Del 2015 è invece una linea di abiti per cosplayer, con tanto di orecchie finte per trasformarsi nell’Holmes segugio, in Mrs. Hudson o… in una versione femminile di Watson.

6. SHERLOCK HOLMES, È UN AMICO ANCHE PER TE

Esistono due versioni della sigla de Il fiuto di Sherlock Holmes, una in inglese, l’altra in italiano. Sono state incise come due lati di uno stesso 45 giri, che a scanso di equivoci presenta le due tracce come “SHERLOCK HOLMES – inglese” e “SHERLOCK HOLMES – italiano”. La versione in inglese è stata utilizzata per il mercato estero, tranne che nei paesi di lingua spagnola, per i quali ne è stata realizzata un’altra. Il brano era firmato dal gruppo “Complotto” e realizzato da Mauro Malavasi, Paolo Zavallone, Federico e Franca Poli, Salvatore De Pasquale. De Pasquale è un autore televisivo che ha scritto anche molti brani di successo, come (giovanissimo) i testi di “Champagne” di Peppino di Capri. Zavallone (alias Paolo Zavalloni o El Pasador) ha composto sigle di numerosi programmi TV e brani disco come “Amada mia, amore mio”, inserita nel 2012 da Woody Allen nella colonna sonora del suo To Rome with Love.

7. IL MAIALE AVIATORE E IL PUMA ESPLORATORE

Nonostante la lavorazione per nulla semplice di quei soli sei episodi di Sherlock Holmes da lui firmati, Miyazaki è rimasto in contatto con Marco Pagot, al quale ha chiesto anni dopo una mano. Come si legge in questo articolo di Alessandro Montosi, quando il sensei è al lavoro sul suo Porco Rosso, Pagot lo aiuta con il materiale di reference, visto che la pellicola è ambientata anche in Italia durante gli anni del fascismo. Pagot gli invia dei libri sulla Milano e la costa slava dell’epoca, e Miyazaki per ringraziarlo decide di chiamare il protagonista del film, l’aviatore con il volto da maiale ex asso della Regia Aeronautica, proprio Marco Pagot. L’interessato da principio non la prende benissimo. Come si legge nel libro Vita da cartoni (di Elettra Dafne Infante e Fabio Bartoli), quando scopre la cosa, pensa che “diventare il porco rosso del film non sia esattamente il massimo”. Poi però Pagot ha modo di vedere la pellicola e capisce: “Non potevo che esserne contento”.

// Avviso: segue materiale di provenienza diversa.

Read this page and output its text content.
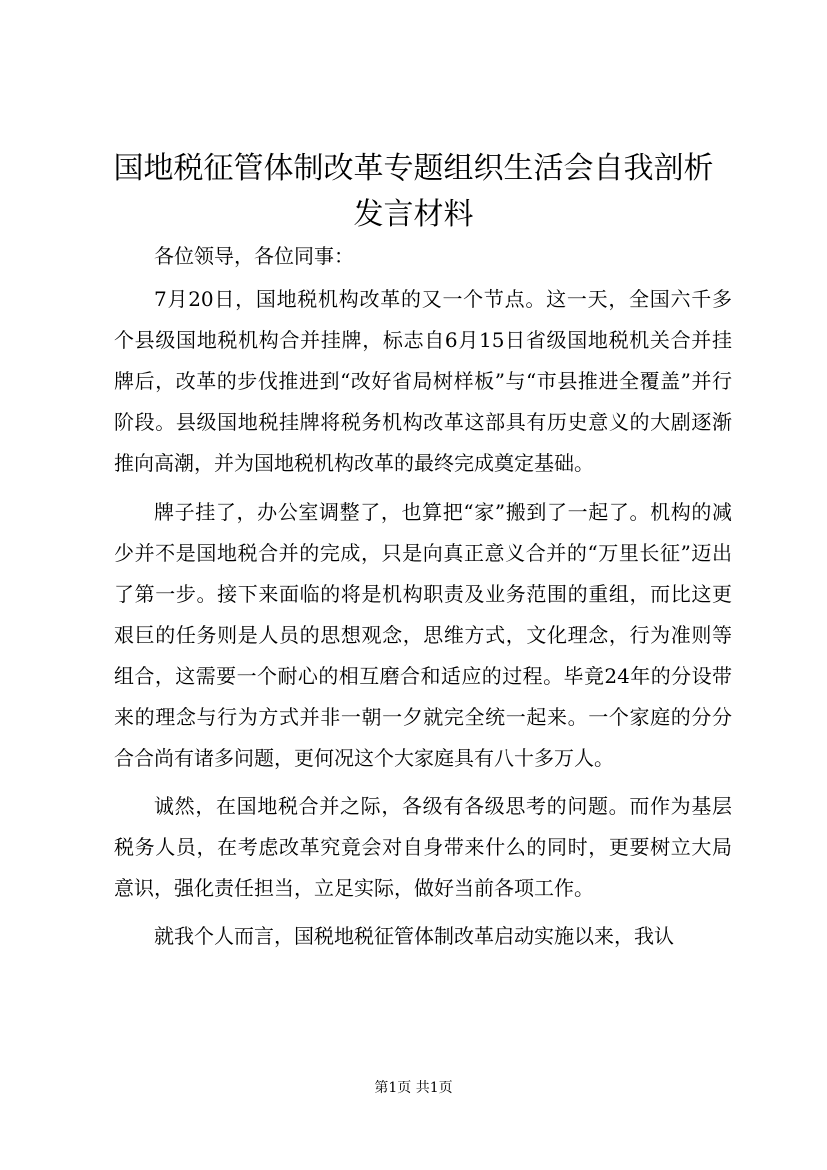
国地税征管体制改革专题组织生活会自我剖析
发言材料

各位领导，各位同事：

7月20日，国地税机构改革的又一个节点。这一天，全国六千多个县级国地税机构合并挂牌，标志自6月15日省级国地税机关合并挂牌后，改革的步伐推进到“改好省局树样板”与“市县推进全覆盖”并行阶段。县级国地税挂牌将税务机构改革这部具有历史意义的大剧逐渐推向高潮，并为国地税机构改革的最终完成奠定基础。

牌子挂了，办公室调整了，也算把“家”搬到了一起了。机构的减少并不是国地税合并的完成，只是向真正意义合并的“万里长征”迈出了第一步。接下来面临的将是机构职责及业务范围的重组，而比这更艰巨的任务则是人员的思想观念，思维方式，文化理念，行为准则等组合，这需要一个耐心的相互磨合和适应的过程。毕竟24年的分设带来的理念与行为方式并非一朝一夕就完全统一起来。一个家庭的分分合合尚有诸多问题，更何况这个大家庭具有八十多万人。

诚然，在国地税合并之际，各级有各级思考的问题。而作为基层税务人员，在考虑改革究竟会对自身带来什么的同时，更要树立大局意识，强化责任担当，立足实际，做好当前各项工作。

就我个人而言，国税地税征管体制改革启动实施以来，我认

第1页 共1页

La collaborazione con il Giappone di Marco e sua sorella Gi(na) Pagot non si è conclusa con Sherlock Holmes: nel 1994 hanno realizzato per la NHK Caccia al tesoro con Montana (Montana Jones). Storia di un esploratore dichiaratamente ispirato a Indy, Montana Jones. Una serie interpretata da felini antropomorfi, che ricorda molto concettualmente Il fiuto di Sherlock Holmes. Indiana, d’altra parte, era il nome di un cane: tutto torna.